Perte de « légitimité » d’Elisabeth Borne, « cécité » d’Emmanuel Macron, « verticalité », « fait du prince » : les oppositions dénoncent mardi le refus du président de la République d’accepter la démission de la Première ministre.

« C’est assez spectaculaire de voir qu’Emmanuel Macron n’a l’air de tirer aucune conséquence du scrutin qui vient d’avoir lieu » et de « sa défaite électorale cuisante », a réagi le numéro deux de LFI Adrien Quatennens devant l’Assemblée nationale, jugeant que « Mme Borne devrait s’en aller » car « elle n’est pas en situation de gouverner le pays ».

« On a l’impression que le président de la République est dans une grande cécité à l’égard de la colère des Français, du désaveu qu’ils lui ont adressé » lors des élections législatives où la macronie a perdu la majorité absolue, a estimé la députée LFI Clémentine Autain.

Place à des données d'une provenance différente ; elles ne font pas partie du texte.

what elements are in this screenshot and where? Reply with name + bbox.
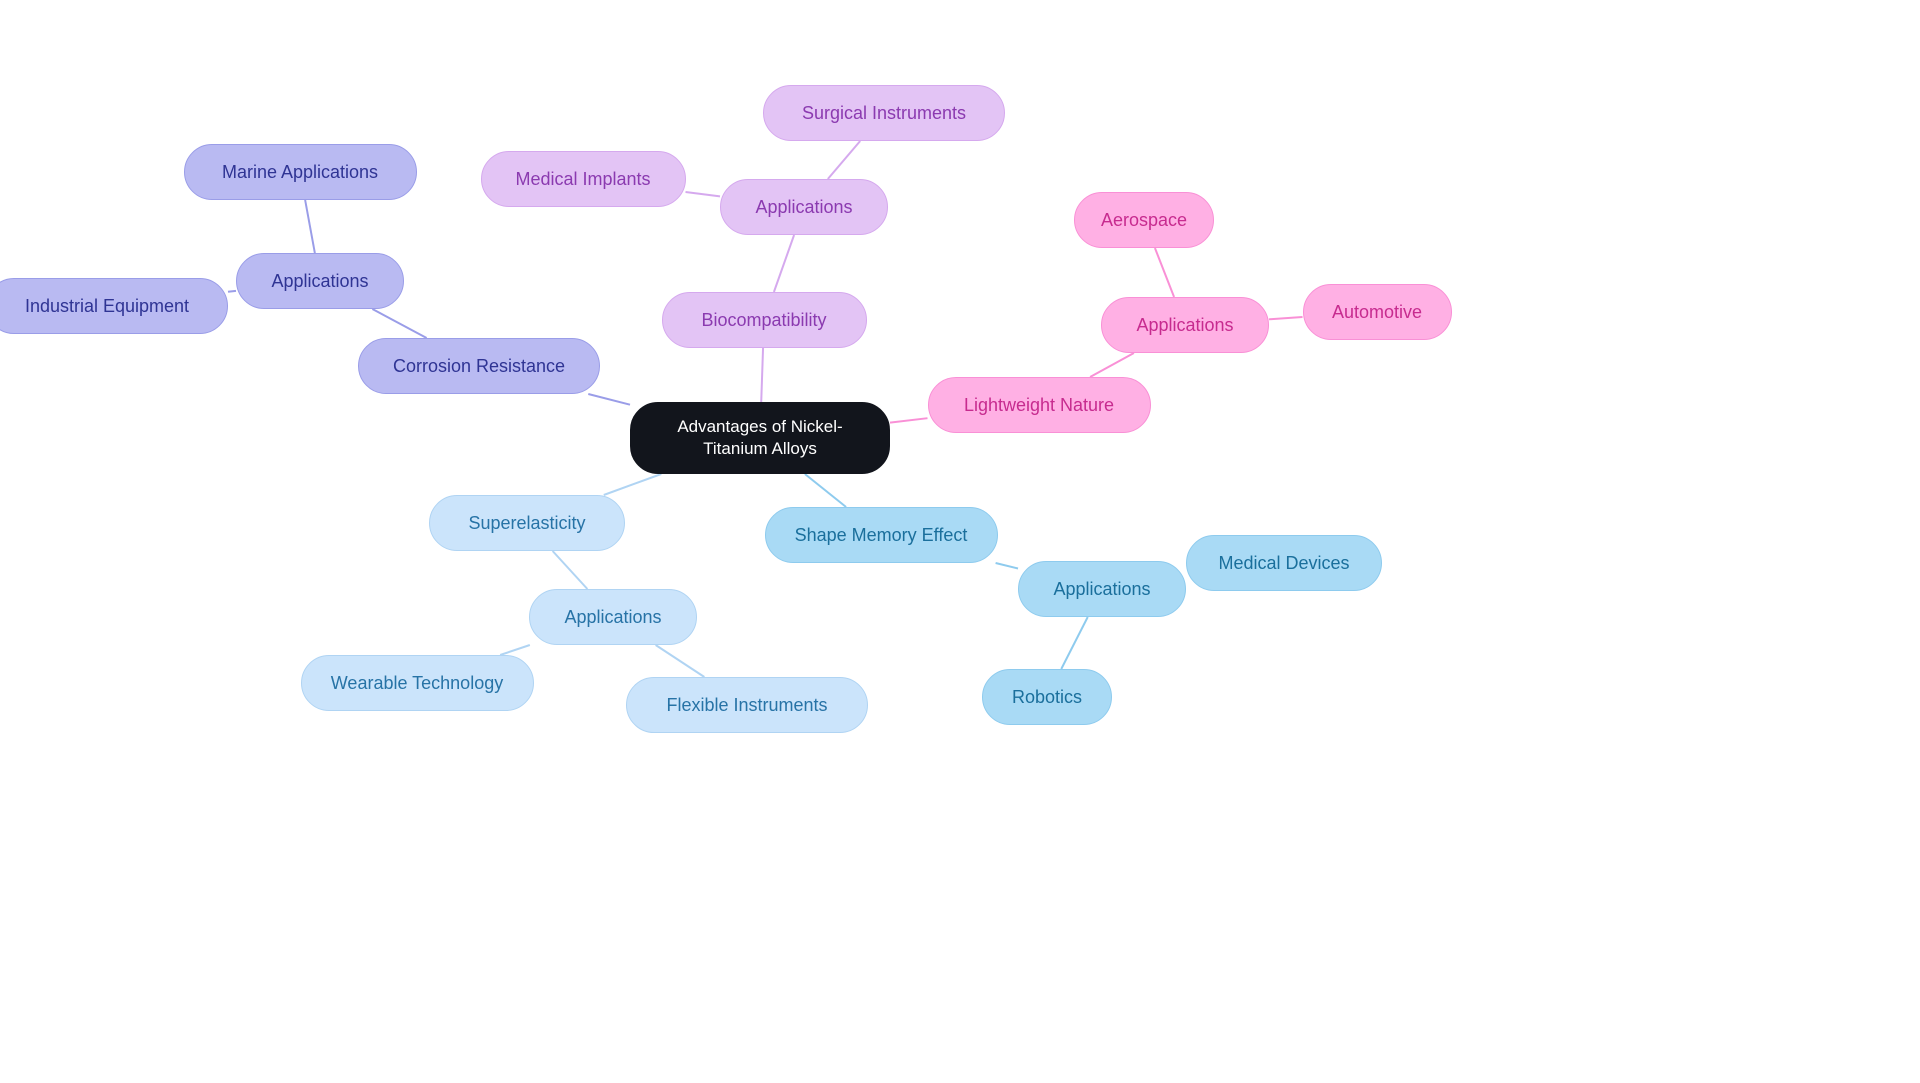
node-label: Applications [1053,579,1150,600]
mindmap-node[interactable]: Applications [236,253,404,309]
edge [604,474,662,495]
node-label: Industrial Equipment [25,296,189,317]
node-label: Applications [1136,315,1233,336]
mindmap-node[interactable]: Robotics [982,669,1112,725]
node-label: Shape Memory Effect [795,525,968,546]
edge [500,645,530,655]
mindmap-node[interactable]: Applications [720,179,888,235]
edge [553,551,588,589]
node-label: Applications [564,607,661,628]
mindmap-node[interactable]: Aerospace [1074,192,1214,248]
edge [305,200,315,253]
node-label: Superelasticity [468,513,585,534]
mindmap-node[interactable]: Marine Applications [184,144,417,200]
edge [996,563,1018,568]
node-label: Medical Implants [515,169,650,190]
mindmap-node[interactable]: Applications [1018,561,1186,617]
center-label: Advantages of Nickel-Titanium Alloys [655,416,865,460]
center-node[interactable]: Advantages of Nickel-Titanium Alloys [630,402,890,474]
node-label: Flexible Instruments [666,695,827,716]
node-label: Biocompatibility [701,310,826,331]
edge [1090,353,1134,377]
edge [890,418,928,422]
mindmap-node[interactable]: Superelasticity [429,495,625,551]
mindmap-node[interactable]: Biocompatibility [662,292,867,348]
mindmap-node[interactable]: Applications [1101,297,1269,353]
mindmap-node[interactable]: Applications [529,589,697,645]
node-label: Applications [271,271,368,292]
edge [1155,248,1174,297]
node-label: Medical Devices [1218,553,1349,574]
node-label: Aerospace [1101,210,1187,231]
node-label: Wearable Technology [331,673,503,694]
mindmap-node[interactable]: Corrosion Resistance [358,338,600,394]
node-label: Lightweight Nature [964,395,1114,416]
mindmap-node[interactable]: Medical Devices [1186,535,1382,591]
edge [1061,617,1087,669]
edge [228,291,236,292]
mindmap-node[interactable]: Wearable Technology [301,655,534,711]
mindmap-node[interactable]: Lightweight Nature [928,377,1151,433]
node-label: Automotive [1332,302,1422,323]
mindmap-node[interactable]: Shape Memory Effect [765,507,998,563]
edge [372,309,426,338]
edge [686,192,721,196]
mindmap-node[interactable]: Automotive [1303,284,1452,340]
edge [774,235,794,292]
node-label: Surgical Instruments [802,103,966,124]
edge [1269,317,1303,319]
edge [656,645,705,677]
edge [805,474,846,507]
node-label: Marine Applications [222,162,378,183]
node-label: Robotics [1012,687,1082,708]
mindmap-node[interactable]: Flexible Instruments [626,677,868,733]
edge [828,141,860,179]
node-label: Applications [755,197,852,218]
edge [761,348,763,402]
mindmap-node[interactable]: Industrial Equipment [0,278,228,334]
node-label: Corrosion Resistance [393,356,565,377]
mindmap-node[interactable]: Medical Implants [481,151,686,207]
edge [588,394,630,405]
mindmap-node[interactable]: Surgical Instruments [763,85,1005,141]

Son collègue Manuel Bompard a de son côté estimé que cette annonce n’était « pas une surprise : on a un gouvernement dirigé par Mme Borne qui est là par le fait du prince, puisque pour l’instant il n’a jamais été approuvé par les députés, et qui va rester là quelques semaines de plus, par le fait du prince toujours », a-t-il dénoncé.

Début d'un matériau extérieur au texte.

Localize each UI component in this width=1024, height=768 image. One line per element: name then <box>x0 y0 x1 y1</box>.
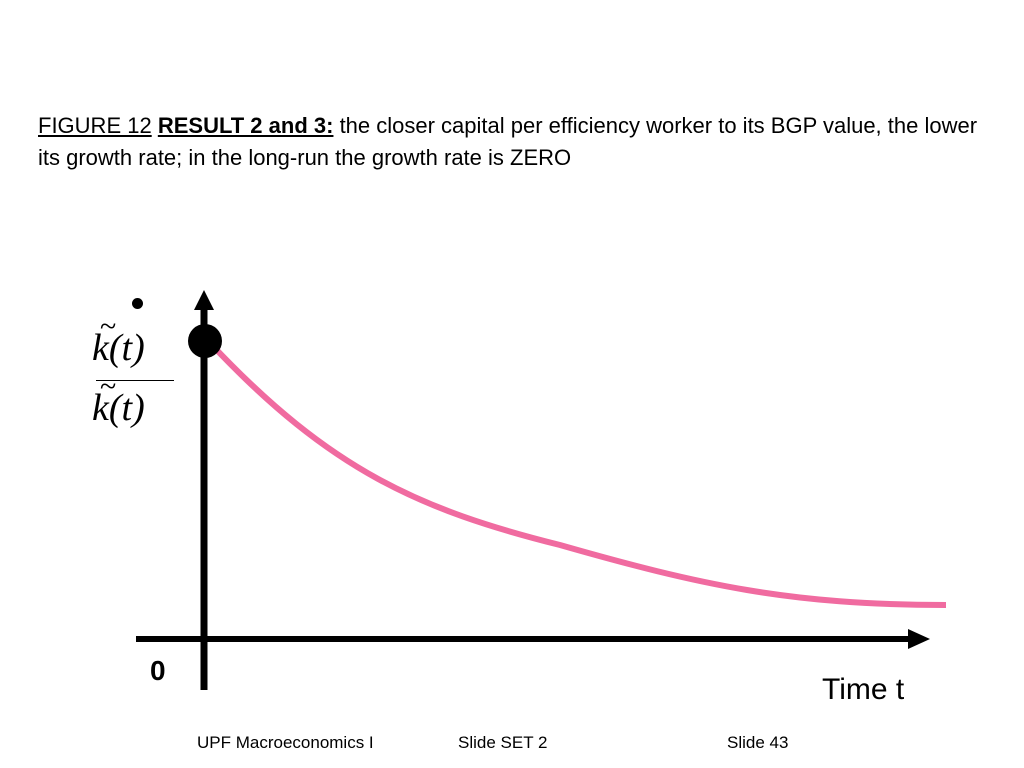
y-axis-arrowhead <box>194 290 214 310</box>
footer-slide-number: Slide 43 <box>727 733 789 752</box>
footer-course: UPF Macroeconomics I <box>197 733 374 752</box>
title-text: the closer capital per efficiency worker… <box>38 113 978 170</box>
figure-label: FIGURE 12 <box>38 113 152 138</box>
result-label: RESULT 2 and 3: <box>157 113 334 138</box>
numerator-tilde: ~ <box>100 310 117 343</box>
x-axis-label: Time t <box>822 673 905 706</box>
denominator-tilde: ~ <box>100 370 117 403</box>
fraction-bar <box>96 380 174 381</box>
y-axis-label: ~ k(t) ~ k(t) <box>92 290 182 450</box>
y-label-numerator: k(t) <box>92 327 145 369</box>
origin-label: 0 <box>150 655 166 686</box>
x-axis-arrowhead <box>908 629 930 649</box>
footer-slide-set: Slide SET 2 <box>458 733 548 752</box>
y-label-denominator: k(t) <box>92 387 145 429</box>
initial-point-marker <box>188 324 222 358</box>
slide-title: FIGURE 12 RESULT 2 and 3: the closer cap… <box>38 110 978 174</box>
growth-rate-curve <box>209 342 947 608</box>
time-derivative-dot <box>132 298 143 309</box>
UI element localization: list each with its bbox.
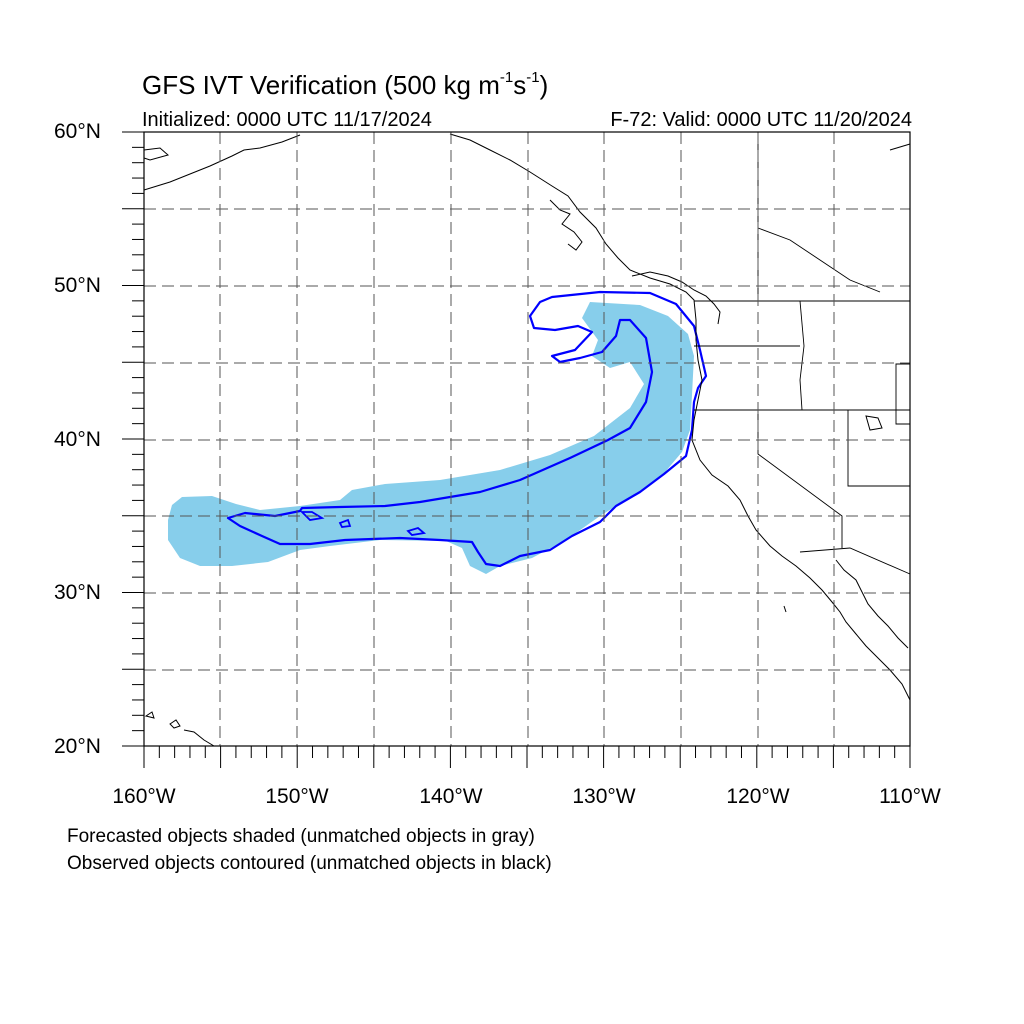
graticule xyxy=(144,132,910,746)
title-unit-s: s xyxy=(513,70,527,100)
lat-label-20n: 20°N xyxy=(54,735,101,758)
map-title: GFS IVT Verification (500 kg m-1s-1) xyxy=(142,69,549,101)
lon-label-150w: 150°W xyxy=(265,785,329,808)
observed-ivt-contour-fragment xyxy=(299,511,325,521)
observed-ivt-contour-fragment xyxy=(338,518,427,536)
title-exponent-1: -1 xyxy=(499,69,514,86)
forecast-note: Forecasted objects shaded (unmatched obj… xyxy=(67,826,535,847)
lon-label-160w: 160°W xyxy=(112,785,176,808)
initialized-label: Initialized: 0000 UTC 11/17/2024 xyxy=(142,109,432,131)
observed-note: Observed objects contoured (unmatched ob… xyxy=(67,853,552,874)
lat-label-40n: 40°N xyxy=(54,428,101,451)
lat-label-60n: 60°N xyxy=(54,120,101,143)
lat-label-30n: 30°N xyxy=(54,581,101,604)
title-exponent-2: -1 xyxy=(526,69,540,86)
forecast-ivt-object xyxy=(168,302,694,574)
coastlines xyxy=(143,133,911,747)
lat-label-50n: 50°N xyxy=(54,274,101,297)
axis-ticks xyxy=(122,131,911,768)
lon-label-130w: 130°W xyxy=(572,785,636,808)
title-text: GFS IVT Verification (500 kg m xyxy=(142,70,500,100)
lon-label-110w: 110°W xyxy=(879,785,941,808)
lon-label-120w: 120°W xyxy=(726,785,790,808)
lon-label-140w: 140°W xyxy=(419,785,483,808)
title-close: ) xyxy=(539,70,549,100)
political-boundaries xyxy=(694,134,911,575)
valid-label: F-72: Valid: 0000 UTC 11/20/2024 xyxy=(610,109,912,131)
map-frame xyxy=(143,131,911,747)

Or, « Mme Borne n’a pas la légitimité pour continuer à conduire » le gouvernement, a estimé le directeur de campagne du leader de LFI Jean-Luc Mélenchon.

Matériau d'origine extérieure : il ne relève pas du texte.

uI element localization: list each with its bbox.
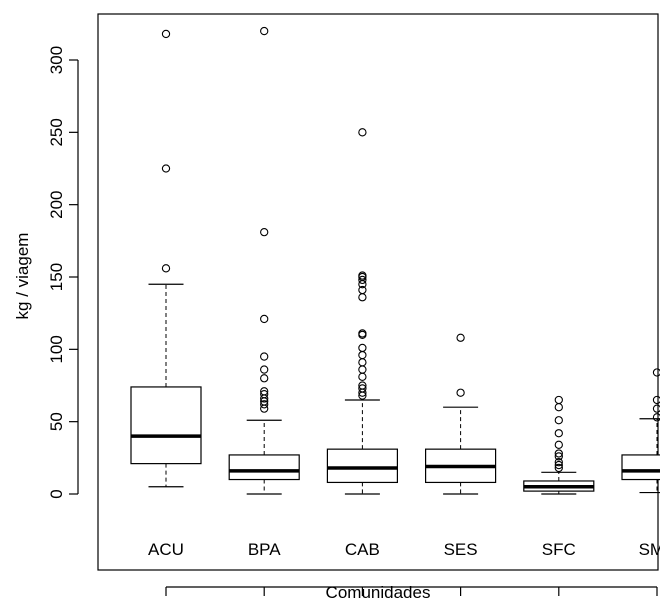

« Changer Elisabeth Borne pour mettre quelqu’un d’autre ? C’est pas ça qui change quelque chose », a pour sa part estimé la députée RN Marine Le Pen devant la presse.

Pour elle, « c’est l’état d’esprit de cette majorité extrêmement relative qui doit avoir des conséquences. Les Français doivent être entendus dans ce qu’ils ont dit et exprimé par leur vote (dimanche) et il (Emmanuel Macron) ne peut pas continuer la politique qu’il a menée car cette politique n’a pas recueilli la majorité absolue aux dernières élections législatives », a insisté Mme Le Pen.

« C’est un peu inquiétant. On a l’impression de revivre le quinquennat précédent, c’est-à-dire la verticalité, Jupiter, +je décide et les autres s’exécutent+ », a jugé Philippe Ballard, fraîchement élu député RN, sur BFMTV.

A droite, Gilles Platret, un des vice-présidents de LR, a fait valoir que « dans la logique institutionnelle, le président doit donner un signe du changement, et le premier signe qu’il donne c’est de refuser la démission de la Première ministre qui symbolise l’échec aux élections législatives, (…) de ne pas tirer les conséquences. C’est tout de même un peu paradoxal », a-t-il jugé sur BFMTV.

L’Elysée a annoncé mardi matin qu’Elisabeth Borne avait remis sa démission à Emmanuel Macron, qui l’a refusée « afin que le gouvernement puisse demeurer à la tâche et agir en ces jours ».